International House of Pancakes: back to the backup restaurant
The concept of "the backup" is a pretty familiar one in sports, electrical generators and dating, but you don't usually see it applied to restaurants. But the International House of Pancakes is my idea of the perfect backup restaurant: It's not a first choice for dining, but it's a suitable replacement when I'm too lazy to make pancakes and eggs for myself at home or a massive kitchen accident has rendered my stove useless.
J. Wohletz Pancakes from IHOP.
IHOP is usually an option rather than a priority -- unless I'm stumbling in for a 2 a.m. booty call plate of pancakes.
The first IHOP store went up in Los Angeles in 1958 with what was then a fresh concept: breakfast foods from around the world, done American-style. The menu had blintzes, crepes, French toast and pancakes with syrups other than plain maple -- cool for the times -- and in the 1980s it followed Denny's and expanded the offerings to blue plate-type lunch and dinner dishes.

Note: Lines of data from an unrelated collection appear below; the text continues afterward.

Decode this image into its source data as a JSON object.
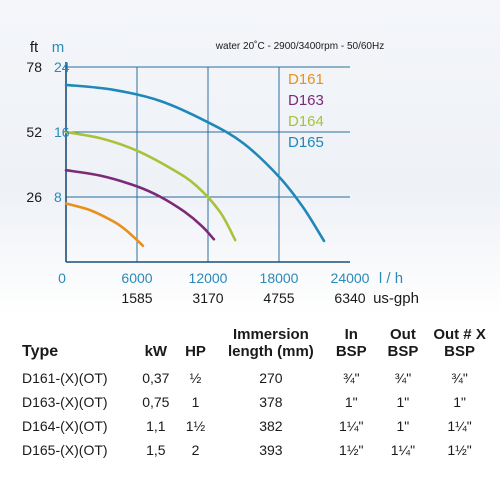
{
  "chart_data": {
    "type": "line",
    "title": "water 20˚C - 2900/3400rpm - 50/60Hz",
    "x_unit": "l / h",
    "x_unit_alt": "us-gph",
    "y_unit_left": "ft",
    "y_unit_right": "m",
    "xlim": [
      0,
      24000
    ],
    "ylim": [
      0,
      24
    ],
    "x_ticks": [
      "0",
      "6000",
      "12000",
      "18000",
      "24000"
    ],
    "x_ticks_alt": [
      "1585",
      "3170",
      "4755",
      "6340"
    ],
    "y_ticks_ft": [
      "26",
      "52",
      "78"
    ],
    "y_ticks_m": [
      "8",
      "16",
      "24"
    ],
    "grid": true,
    "legend_position": "top-right",
    "series": [
      {
        "name": "D161",
        "color": "#e8901a",
        "x": [
          0,
          2000,
          4000,
          5000,
          6000,
          6500
        ],
        "y": [
          7.2,
          6.4,
          5.0,
          4.0,
          2.7,
          2.0
        ]
      },
      {
        "name": "D163",
        "color": "#7b2a7a",
        "x": [
          0,
          3000,
          6000,
          8000,
          10000,
          11500,
          12500
        ],
        "y": [
          11.3,
          10.6,
          9.3,
          8.0,
          6.2,
          4.4,
          2.8
        ]
      },
      {
        "name": "D164",
        "color": "#a9c23a",
        "x": [
          0,
          3000,
          6000,
          9000,
          11000,
          13000,
          14300
        ],
        "y": [
          16.0,
          15.2,
          13.7,
          11.4,
          9.4,
          6.2,
          2.7
        ]
      },
      {
        "name": "D165",
        "color": "#1f88b8",
        "x": [
          0,
          4000,
          8000,
          12000,
          15000,
          18000,
          20000,
          21800
        ],
        "y": [
          21.8,
          21.2,
          19.8,
          17.2,
          14.6,
          10.5,
          6.8,
          2.6
        ]
      }
    ]
  },
  "table": {
    "headers": [
      "Type",
      "kW",
      "HP",
      "Immersion length (mm)",
      "In BSP",
      "Out BSP",
      "Out # X BSP"
    ],
    "rows": [
      [
        "D161-(X)(OT)",
        "0,37",
        "½",
        "270",
        "¾\"",
        "¾\"",
        "¾\""
      ],
      [
        "D163-(X)(OT)",
        "0,75",
        "1",
        "378",
        "1\"",
        "1\"",
        "1\""
      ],
      [
        "D164-(X)(OT)",
        "1,1",
        "1½",
        "382",
        "1¼\"",
        "1\"",
        "1¼\""
      ],
      [
        "D165-(X)(OT)",
        "1,5",
        "2",
        "393",
        "1½\"",
        "1¼\"",
        "1½\""
      ]
    ]
  }
}
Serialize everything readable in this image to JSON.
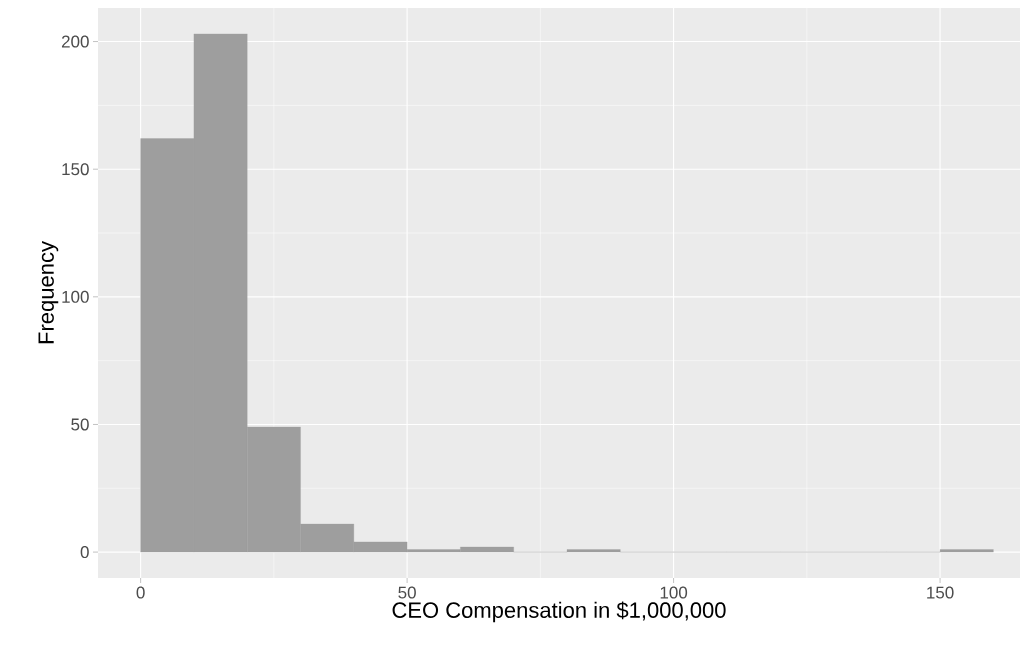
{
  "chart_data": {
    "type": "histogram",
    "xlabel": "CEO Compensation in $1,000,000",
    "ylabel": "Frequency",
    "bins": [
      0,
      10,
      20,
      30,
      40,
      50,
      60,
      70,
      80,
      90,
      100,
      110,
      120,
      130,
      140,
      150,
      160
    ],
    "values": [
      162,
      203,
      49,
      11,
      4,
      1,
      2,
      0,
      1,
      0,
      0,
      0,
      0,
      0,
      0,
      1
    ],
    "color": "#9e9e9e",
    "xlim": [
      -8,
      165
    ],
    "ylim": [
      -10.15,
      213.15
    ],
    "xticks": [
      0,
      50,
      100,
      150
    ],
    "yticks": [
      0,
      50,
      100,
      150,
      200
    ],
    "grid": true
  }
}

In 2008, IHOP bought the then-sales-slumping Applebee's chain in 2007 and formed DineEquity.
J. Wohletz There's lousy coffee hiding under that whipped cream.
My recent visit to Applebee's inspired me to try its sibling. When I stopped by the Westminster IHOP last week, I learned from the window-sticky ads that it now has flavored hot chocolates and coffees. My last visit to an IHOP was years ago, in the Midwest, and I remember the coffee being of the black, gritty, summer road-tar variety. I ordered a Swiss mocha coffee, and it came twirled with whipped cream that quickly dissipated into globules of yellow oil dotting the same lackluster coffee I remembered, except with a squirt of Hershey's syrup.
The service at IHOP isn't the friendliest, but it's always fast. My server really wanted to refill my supersweet coffee, and seemed pained when I refused multiple times.
I had higher hopes for IHOP's 7 for $7 menu than for the coffee. There were several mildly appealing options -- and most of them included fried meat. I had to choose between crepes; banana bread French toast; a western omelet; a crispy chicken, bacon and ranch sandwich with fries; a bacon-wrapped sirloin steak and eggs; chicken and waffles and something called a "spicy triple meat scramble." I picked the last two, because I can't pass up any restaurant's chicken and waffles, and the "spicy," " triple," "meat" and "scramble" are all lovely words, especially in that order.
No western omelet for me, but at least IHOP took "Denver" out of the name: I get really, really tired of people making lame jokes about the-omelet-I-didn't-like-before-I-moved-to-Denver. With all the incredible Colorado exports -- marvelous lamb chops, perfect peaches and even a few above-average bottles of local wine -- sticking us with a rep for green pepper-poisoned egg pillows is grotesquely unfair.